In 10-page order, Judge Reggie Walton upheld the part of Mr. Bush’s commutation that left in place a two-year period of supervised release for Libby, a former chief of staff to Vice President Cheney. However, in a lengthy footnote, the judge forcefully took issue with the president’s statement describing the 2 1/2-year sentence for Libby as overly severe.

“It is fair to say that the Court is somewhat perplexed as to how its sentence could be accurately characterized as ‘excessive,'” Judge Walton wrote. “Although it is certainly the president’s prerogative to justify the exercise of his constitutional commutation power in whatever manner he chooses (or even to decline to provide a reason for his actions altogether), the Court notes that the term of incarceration imposed in this case was determined after a careful consideration of each of the requisite statutory factors … and was consistent with the bottom end of the applicable sentencing range as properly calculated under the United States Sentencing Guidelines.”

In March, a jury convicted Libby of obstruction of justice, lying to the FBI, and perjury before a grand jury investigating the leak about the CIA officer, Valerie Plame. Neither Libby nor anyone else was charged with leaking Ms. Plame’s CIA tie.
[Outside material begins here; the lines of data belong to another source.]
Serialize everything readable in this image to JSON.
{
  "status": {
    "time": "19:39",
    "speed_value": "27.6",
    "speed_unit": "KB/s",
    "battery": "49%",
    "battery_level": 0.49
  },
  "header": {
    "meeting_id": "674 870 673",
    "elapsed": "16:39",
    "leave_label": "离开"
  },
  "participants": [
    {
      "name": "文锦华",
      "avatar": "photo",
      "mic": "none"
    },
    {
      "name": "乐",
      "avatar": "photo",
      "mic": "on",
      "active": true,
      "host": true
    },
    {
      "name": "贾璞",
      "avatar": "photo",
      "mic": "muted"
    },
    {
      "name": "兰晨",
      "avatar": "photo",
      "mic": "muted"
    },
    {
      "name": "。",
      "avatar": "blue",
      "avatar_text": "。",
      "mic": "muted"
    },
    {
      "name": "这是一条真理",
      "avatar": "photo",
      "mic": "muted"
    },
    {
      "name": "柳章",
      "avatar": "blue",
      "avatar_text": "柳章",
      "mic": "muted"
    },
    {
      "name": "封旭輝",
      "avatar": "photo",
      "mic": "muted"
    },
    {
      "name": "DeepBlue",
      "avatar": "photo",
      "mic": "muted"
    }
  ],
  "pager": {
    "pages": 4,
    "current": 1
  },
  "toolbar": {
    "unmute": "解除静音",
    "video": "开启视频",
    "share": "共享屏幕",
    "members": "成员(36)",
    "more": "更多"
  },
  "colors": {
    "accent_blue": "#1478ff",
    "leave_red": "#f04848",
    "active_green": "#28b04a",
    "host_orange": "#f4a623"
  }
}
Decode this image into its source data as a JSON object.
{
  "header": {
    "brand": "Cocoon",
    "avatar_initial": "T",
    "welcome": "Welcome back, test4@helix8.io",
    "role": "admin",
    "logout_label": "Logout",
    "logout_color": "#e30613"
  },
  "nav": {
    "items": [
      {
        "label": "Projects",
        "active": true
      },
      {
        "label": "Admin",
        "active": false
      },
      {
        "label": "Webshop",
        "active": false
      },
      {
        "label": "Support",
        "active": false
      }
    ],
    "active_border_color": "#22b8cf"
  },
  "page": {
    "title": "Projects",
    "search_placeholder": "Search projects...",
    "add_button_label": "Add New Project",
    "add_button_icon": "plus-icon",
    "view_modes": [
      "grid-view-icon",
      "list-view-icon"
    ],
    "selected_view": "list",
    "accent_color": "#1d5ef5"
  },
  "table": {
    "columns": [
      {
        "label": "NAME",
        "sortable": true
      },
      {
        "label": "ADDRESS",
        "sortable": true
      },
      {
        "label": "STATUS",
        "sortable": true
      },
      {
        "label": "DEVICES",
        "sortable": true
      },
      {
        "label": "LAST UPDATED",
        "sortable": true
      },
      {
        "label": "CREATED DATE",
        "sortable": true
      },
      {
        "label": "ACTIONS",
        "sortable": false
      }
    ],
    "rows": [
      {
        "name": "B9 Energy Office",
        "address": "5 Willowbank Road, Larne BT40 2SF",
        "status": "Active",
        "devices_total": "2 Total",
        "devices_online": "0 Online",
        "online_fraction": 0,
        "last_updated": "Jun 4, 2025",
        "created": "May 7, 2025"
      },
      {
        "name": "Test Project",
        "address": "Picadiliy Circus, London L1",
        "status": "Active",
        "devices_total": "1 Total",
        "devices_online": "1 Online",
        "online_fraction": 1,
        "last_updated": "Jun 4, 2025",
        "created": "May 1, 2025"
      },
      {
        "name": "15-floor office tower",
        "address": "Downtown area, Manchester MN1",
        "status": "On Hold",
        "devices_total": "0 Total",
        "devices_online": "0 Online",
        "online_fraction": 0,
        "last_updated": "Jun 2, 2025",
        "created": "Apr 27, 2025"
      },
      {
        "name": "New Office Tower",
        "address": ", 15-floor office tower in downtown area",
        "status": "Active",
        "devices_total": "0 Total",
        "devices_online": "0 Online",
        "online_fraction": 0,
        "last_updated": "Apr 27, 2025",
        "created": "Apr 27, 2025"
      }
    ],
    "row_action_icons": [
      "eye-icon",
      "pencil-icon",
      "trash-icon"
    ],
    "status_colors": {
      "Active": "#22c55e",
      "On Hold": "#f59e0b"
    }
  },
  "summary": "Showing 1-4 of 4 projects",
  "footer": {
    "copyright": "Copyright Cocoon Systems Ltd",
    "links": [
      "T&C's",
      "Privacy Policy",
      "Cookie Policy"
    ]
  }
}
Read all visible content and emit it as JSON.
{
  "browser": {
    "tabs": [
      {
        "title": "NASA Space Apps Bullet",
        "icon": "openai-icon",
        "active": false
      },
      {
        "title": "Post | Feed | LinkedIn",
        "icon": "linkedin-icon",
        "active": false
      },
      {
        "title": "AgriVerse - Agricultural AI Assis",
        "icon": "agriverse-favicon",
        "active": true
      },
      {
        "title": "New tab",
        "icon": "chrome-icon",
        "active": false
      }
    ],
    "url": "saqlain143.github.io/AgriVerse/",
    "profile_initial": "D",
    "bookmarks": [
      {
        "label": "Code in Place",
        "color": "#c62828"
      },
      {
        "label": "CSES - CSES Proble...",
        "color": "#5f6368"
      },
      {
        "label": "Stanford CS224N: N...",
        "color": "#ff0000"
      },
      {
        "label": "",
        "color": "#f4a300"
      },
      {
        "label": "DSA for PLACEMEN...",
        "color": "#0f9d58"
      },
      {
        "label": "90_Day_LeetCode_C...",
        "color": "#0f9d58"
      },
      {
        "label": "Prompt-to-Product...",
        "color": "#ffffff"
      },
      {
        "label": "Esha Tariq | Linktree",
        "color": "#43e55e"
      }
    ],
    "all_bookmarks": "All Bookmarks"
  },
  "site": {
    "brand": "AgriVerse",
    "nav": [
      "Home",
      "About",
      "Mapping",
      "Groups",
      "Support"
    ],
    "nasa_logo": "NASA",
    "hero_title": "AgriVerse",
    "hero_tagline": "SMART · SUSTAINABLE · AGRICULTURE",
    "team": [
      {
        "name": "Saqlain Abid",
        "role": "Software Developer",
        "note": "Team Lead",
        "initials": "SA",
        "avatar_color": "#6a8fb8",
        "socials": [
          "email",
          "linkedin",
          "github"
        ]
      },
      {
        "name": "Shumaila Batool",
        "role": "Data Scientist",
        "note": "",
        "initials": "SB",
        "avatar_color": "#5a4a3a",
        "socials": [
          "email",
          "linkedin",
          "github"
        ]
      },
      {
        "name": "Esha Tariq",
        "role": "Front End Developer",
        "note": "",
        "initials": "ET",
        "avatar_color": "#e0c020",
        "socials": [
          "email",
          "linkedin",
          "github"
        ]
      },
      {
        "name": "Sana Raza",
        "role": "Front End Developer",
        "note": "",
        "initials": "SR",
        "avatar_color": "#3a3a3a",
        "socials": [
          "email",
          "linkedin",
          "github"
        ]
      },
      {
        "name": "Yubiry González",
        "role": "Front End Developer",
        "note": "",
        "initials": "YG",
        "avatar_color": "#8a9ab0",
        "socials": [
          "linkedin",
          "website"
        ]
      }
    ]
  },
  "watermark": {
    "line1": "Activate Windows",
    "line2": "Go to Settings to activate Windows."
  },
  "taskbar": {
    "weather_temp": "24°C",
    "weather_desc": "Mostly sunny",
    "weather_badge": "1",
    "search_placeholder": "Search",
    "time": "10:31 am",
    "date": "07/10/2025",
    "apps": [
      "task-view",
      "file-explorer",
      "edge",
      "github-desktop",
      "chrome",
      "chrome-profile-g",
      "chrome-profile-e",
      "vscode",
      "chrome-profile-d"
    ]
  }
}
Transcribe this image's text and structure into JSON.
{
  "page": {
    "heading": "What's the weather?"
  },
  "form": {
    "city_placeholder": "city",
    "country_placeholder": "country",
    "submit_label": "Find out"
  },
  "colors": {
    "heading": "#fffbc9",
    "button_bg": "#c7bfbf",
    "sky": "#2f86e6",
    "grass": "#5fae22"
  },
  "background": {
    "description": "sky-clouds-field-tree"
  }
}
At a press conference yesterday, Mr. Bush seemed to indicate that a former deputy secretary of state, Richard Armitage, should have spoken out sooner about being a source of the leak that led to Ms. Plame being identified in a newspaper column. Mr. Armitage, who did not return a call seeking comment yesterday, disclosed his role to investigators early on, but said nothing to the public about it for more than three years.

“I’ve often thought about what would have happened had that person come forth and said, ‘I did it.’ Would we have had this, you know, endless hours of investigation and a lot of money being spent on this matter?” Mr. Bush said.

The president did not mention Mr. Armitage by name, but Libby’s allies have expressed ire at him in particular. In 2003, he disclosed the CIA link to the columnist who first published Ms. Plame’s name, Robert Novak. Libby, a White House political adviser, Karl Rove, and a former White House press secretary, Lawrence Ari Fleischer, have acknowledged discussing Ms. Plame’s CIA connection with one or more journalists.

Mr. Bush did not note that while the matter was under investigation, prosecutors, the FBI, and the White House instructed all government officials to refrain from public comment in order to allow the probe to proceed.

The president did not respond directly to a question yesterday about whether he was disappointed in those who orchestrated the leak. “It has been a tough issue for a lot of people in the White House, and it’s run its course, and now we’re going to move on,” Mr. Bush said.

Judge Walton said he left the two-year probation for Libby in place “with great reservation” because the statute governing supervised release appears to require that a defendant serve some jail time first. “The President has effectively rewritten the statutory scheme on an ad hoc basis to make the punishment created by Congress applicable to a situation Congress clearly did not intend,” the judge wrote.

The judge also implied that Mr. Bush’s contention that the sentence was too long flew in the face of the position his administration took in a similar case just decided by the Supreme Court and Attorney General Gonzales’s support for making sentencing guidelines mandatory.

The White House did not reply to a request for comment on Judge Walton’s ruling.